Fiti Makandra is een overlegplatform dat alle traditionele stamhoofden uit het binnenland en hun vertegenwoordigers uit de stad en districten bijeenbrengt. Het doel is om gezamenlijk de uitdagingen aan te pakken waarmee Inheemse en Afro-Surinaamse gemeenschappen te maken hebben. Dit omvat onder andere kwesties van veiligheid in woongebieden, erkenning van grondenrechten, en de problematiek rondom de Mennonieten.
Tijdens de bijeenkomst met president Santokhi, benadrukte het platform de noodzaak voor betere erkenning van grondenrechten en een verbetering van de veiligheid in de gemeenschappen. De traditionele leiders deelden ook hun ervaringen en standpunten over de excuses van de Nederlandse staat voor het slavernijverleden, uitgesproken in 2022 en 2023.
President Santokhi waardeerde de inspanningen van Fiti Makandra en de respectvolle benadering van de besproken onderwerpen. “Het is een eer om zo’n groot gezelschap van dorpshoofden te ontvangen. We zullen niet alleen de problemen bespreken, maar ook de oplossingen zoeken,” zei hij tijdens de vergadering. Hij benadrukte dat de regering een collectieve verantwoordelijkheid heeft om de problemen in het land aan te pakken.

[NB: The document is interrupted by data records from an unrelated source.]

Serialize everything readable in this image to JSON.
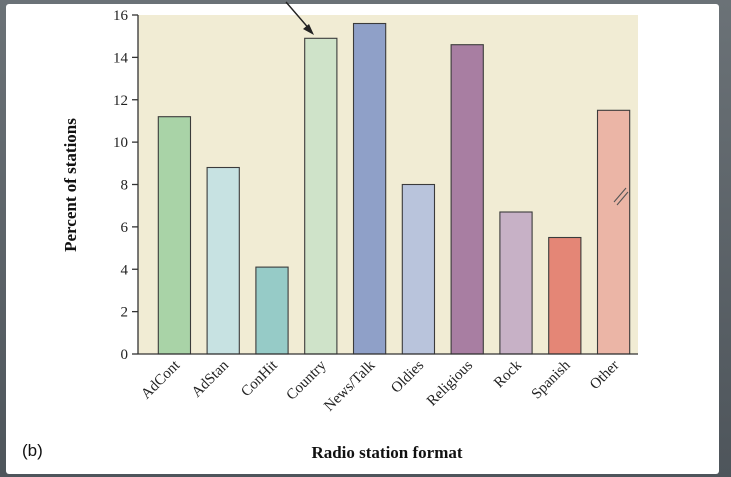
{
  "panel_label": "(b)",
  "colors": {
    "plot_bg": "#f1ecd4",
    "axis": "#333333"
  },
  "chart_data": {
    "type": "bar",
    "categories": [
      "AdCont",
      "AdStan",
      "ConHit",
      "Country",
      "News/Talk",
      "Oldies",
      "Religious",
      "Rock",
      "Spanish",
      "Other"
    ],
    "values": [
      11.2,
      8.8,
      4.1,
      14.9,
      15.6,
      8.0,
      14.6,
      6.7,
      5.5,
      11.5
    ],
    "colors": [
      "#a9d3a7",
      "#c7e2e2",
      "#96cbc7",
      "#cfe3c9",
      "#8fa0c8",
      "#b9c4dc",
      "#a87ea2",
      "#c7b1c6",
      "#e48676",
      "#ebb5a6"
    ],
    "xlabel": "Radio station format",
    "ylabel": "Percent of stations",
    "ylim": [
      0,
      16
    ],
    "yticks": [
      0,
      2,
      4,
      6,
      8,
      10,
      12,
      14,
      16
    ],
    "grid": false,
    "legend": "none"
  }
}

Granman Aboikoni van de Saramaccaners verduidelijkte dat de bundeling van krachten van Fiti Makandra niet gericht is tegen andere bevolkingsgroepen of de regering, maar bedoeld is om de belangen van de Inheemse en tribale volkeren te behartigen. Hij stelde dat er oplossingen moeten komen voor de problemen van de Inheemsen en Afro-Surinamers, zonder de schuld enkel bij historische oorzaken te leggen. “We kunnen niet meer blijven verwijzen naar de slavernij periode en naar de blanken als schuldigen van de achterstand die wij ervaren. Niet de blanken besturen het land”, aldus de Granman.
President Santokhi gaf aan dat Suriname zijn rijkdommen zowel onder als boven de grond moet beheren en dat beleid ontwikkeld moet worden om alle Surinamers te laten profiteren. Hij beloofde maatregelen om de achterstanden bij bepaalde groeperingen weg te werken en noemde de opstelling van een nota van wijziging over grondenrechten en een oplossing voor boedelproblemen in het nieuw Burgerlijk Wetboek. Verder zal een deel van de koolstofkredieten worden gebruikt voor duurzaam bosbeleid en ontwikkeling van de Inheemse en tribale volkeren.
Ten aanzien van de Mennonieten bevestigde de president dat hun projecten niet zullen worden toegestaan en verzocht hij de traditionele leiders om waakzaam te blijven. Hij stelde voor om aparte meetings te organiseren om veiligheid, gezondheidszorg, en onderwijs te bespreken. Ook wordt gewerkt aan een team dat het herstelproces rond het slavernijverleden zal begeleiden. Het overlegorgaan blijft regelmatig in gesprek met de regering om gezamenlijke oplossingen te vinden.